NZ may beat Australia to first Antarctic fibre link
Article appeared in Communications Day, 26 Nov 2021
A possible route for a NZ-McMurdo fibre link
New Zealand may beat Australia to the punch on connecting an undersea fibre optic cable to Antarctica following a clear endorsement from a peak US scientific body.
A US National Science Foundation group has examined the value and feasibility of deploying a new submarine cable connecting NZ South Island to the US operated McMurdo Station to address the severe network bandwidth bottlenecks that currently constrain scientific research in Antarctica.
The proposal also calls for branching units which could service Australian Antarctic facilities and potentially even a second link to Perth.
A workshop of scientists with a focus on Antarctica has: “Identified no significant obstacles to, and great enthusiasm for, supporting the construction of a new cable to McMurdo. New Zealand would be the most likely appropriate endpoint, but Australia is also a possibility. Connectivity from McMurdo could trivially be extended to New Zealand’s adjacent Scott Base.” McMurdo is the US base on the shore of Antarctica and is located closer, by longitude, to New Zealand than Australia.
According to a paper released from the workshop, NSF’s Of?ice of Polar Programs is investigating the feasibility of constructing a cable between New Zealand and McMurdo Station with terabit-scale networking interconnections at low latencies estimated 45 ms to New Zealand.
The cable infrastructure could also serve as a scientific instrument platform, for example observing ocean conditions and seismic activity along the cable path.
With the weight of the US science establishment, a NZ cable may have stolen a march on similar proposals for an Australian cable, proposed earlier this year by Geoscience Australia and the Bureau of Meteorology.
In a submission to the Federal Inquiry into the availability and access to enabling communications infrastructure in Australia’s external territories,
Geoscience Australia called on the federal government to fund an engineering study to investigate the viability of establishing an undersea cable from Australia to Antarctica. It believes that such a cable could even facilitate the development of an Antarctic space park, which could be funded by government.
The Bureau of Meteorology also recommended an investigation into the feasibility of establishing an intercontinental and intracontinental fibre optic cable technology and infrastructure to permanent Antarctic research stations Davis, Casey, Mawson, Macquarie Island from the Australian continent. “An intercontinental submarine fibre optic cable from Australia to the Antarctic continent would establish a reliable, high bandwidth, low latency communication service to Australian research stations for the next 25 years and beyond as a long-term communications plan,” it said.
Both submissions were made in February but the committee, which was convened over a year ago, has yet to hold one public hearing.
By contrast, the US NSF convened a three day workshop with nearly 140 participants which generated a 138 page action plan last month. They are already planning for next steps beyond an initial New Zealand to Antarctica link.

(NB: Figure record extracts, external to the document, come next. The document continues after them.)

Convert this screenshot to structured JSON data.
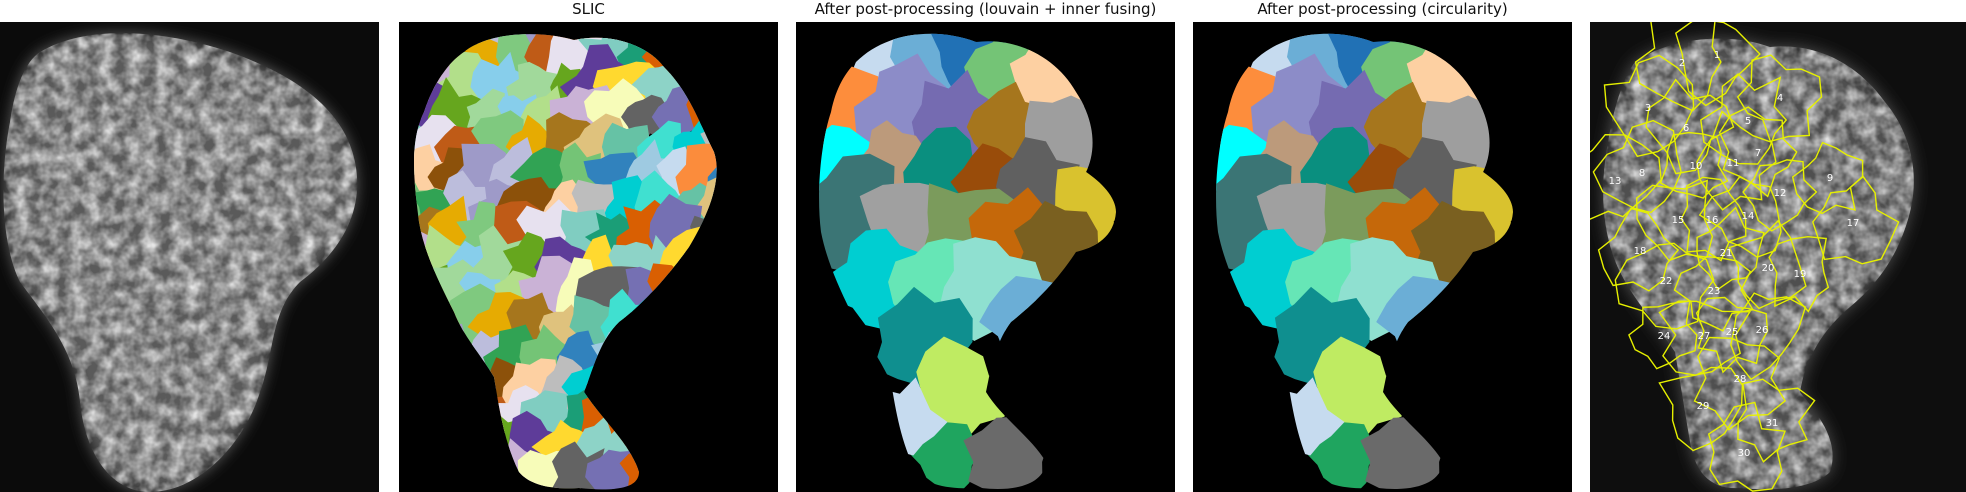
{
  "figure": {
    "panels": [
      {
        "id": "raw",
        "title": ""
      },
      {
        "id": "slic",
        "title": "SLIC"
      },
      {
        "id": "louvain",
        "title": "After post-processing (louvain + inner fusing)"
      },
      {
        "id": "circularity",
        "title": "After post-processing (circularity)"
      },
      {
        "id": "overlay",
        "title": ""
      }
    ],
    "region_labels": [
      "1",
      "2",
      "3",
      "4",
      "5",
      "6",
      "7",
      "8",
      "9",
      "10",
      "11",
      "12",
      "13",
      "14",
      "15",
      "16",
      "17",
      "18",
      "19",
      "20",
      "21",
      "22",
      "23",
      "24",
      "25",
      "26",
      "27",
      "28",
      "29",
      "30",
      "31"
    ],
    "colors": {
      "background": "#000000",
      "outline": "#e6f000",
      "label_text": "#ffffff",
      "slic_palette": [
        "#fb8c3c",
        "#c6dbef",
        "#9ecae1",
        "#3182bd",
        "#74c476",
        "#31a354",
        "#bcbddc",
        "#9e9ac8",
        "#8c510a",
        "#fdd0a2",
        "#bdbdbd",
        "#00ced1",
        "#40e0d0",
        "#66c2a5",
        "#dfc27d",
        "#a6761d",
        "#e6ab02",
        "#7fc97f",
        "#bf5b17",
        "#e7e1ef",
        "#80cdc1",
        "#1b9e77",
        "#d95f02",
        "#7570b3",
        "#636363",
        "#f7fcb9",
        "#cab2d6",
        "#b2df8a",
        "#87ceeb",
        "#a1d99b",
        "#66a61e",
        "#5e3c99",
        "#ffd92f",
        "#8dd3c7"
      ],
      "post_palette": [
        "#c6dbef",
        "#6baed6",
        "#2171b5",
        "#74c476",
        "#fdd0a2",
        "#fd8d3c",
        "#8c8cc8",
        "#756bb1",
        "#a6761d",
        "#9e9e9e",
        "#00ffff",
        "#bc9a7b",
        "#0a8f7f",
        "#994c0a",
        "#606060",
        "#d9c22e",
        "#3b7575",
        "#a0a0a0",
        "#7b9b5c",
        "#c5680a",
        "#7a6020",
        "#00ced1",
        "#66e6b6",
        "#8fe0d0",
        "#0f8f8f",
        "#bfeb62",
        "#1fa55f",
        "#6a6a6a"
      ]
    }
  }
}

“Workshop participants envisioned leveraging a McMurdo fibre link for follow-on communication infrastructure projects to create new opportunities to connect field research sites by wireless or direct-fibre connections. Such future intra-Antarctic networks enabled by a McMurdo fibre link could be based on emerging satellite systems that will provide polar coverage, perhaps augmented with a direct fibre-optic link between McMurdo and Amundsen-Scott South Pole Station,” said the NSF report.
“These intra-Antarctic networks would enable substantial improvements to connectivity to South Pole research facilities that generate massive and growing amounts of data that can now only be shared by siphoned satellite uplink or physical transport of storage media during the Antarctic summer.”
Scientists estimate multi-terabit requirements for Antarctica including seismic, oceanic and astronomical data. The proposed cable would have a sensing capability.
The US proposal would provide for a branching unit which could connect Australia’s Macquarie Island to the system. The advantages of a NZ system is that it would connect at South Island to the proposed new Hawaiki cable there connecting to Australia and the US as well as the proposed NZ-Chile Humboldt cable.
The NSF report also floated the possibility of a second cable connecting McMurdo station to Perth, Australia.
“Additional routes could also connect McMurdo Station to Perth in Australia. Branching units may be installed to provide connectivity to locations elsewhere on the continent, including sites such as Davis and Mawson. An additional path to Perth would provide resilient connectivity out of Antarctica. Access to the global Research and Education networks is readily available from New Zealand or Australia or both. Commodity (commercial) Internet access is also available from both locations.”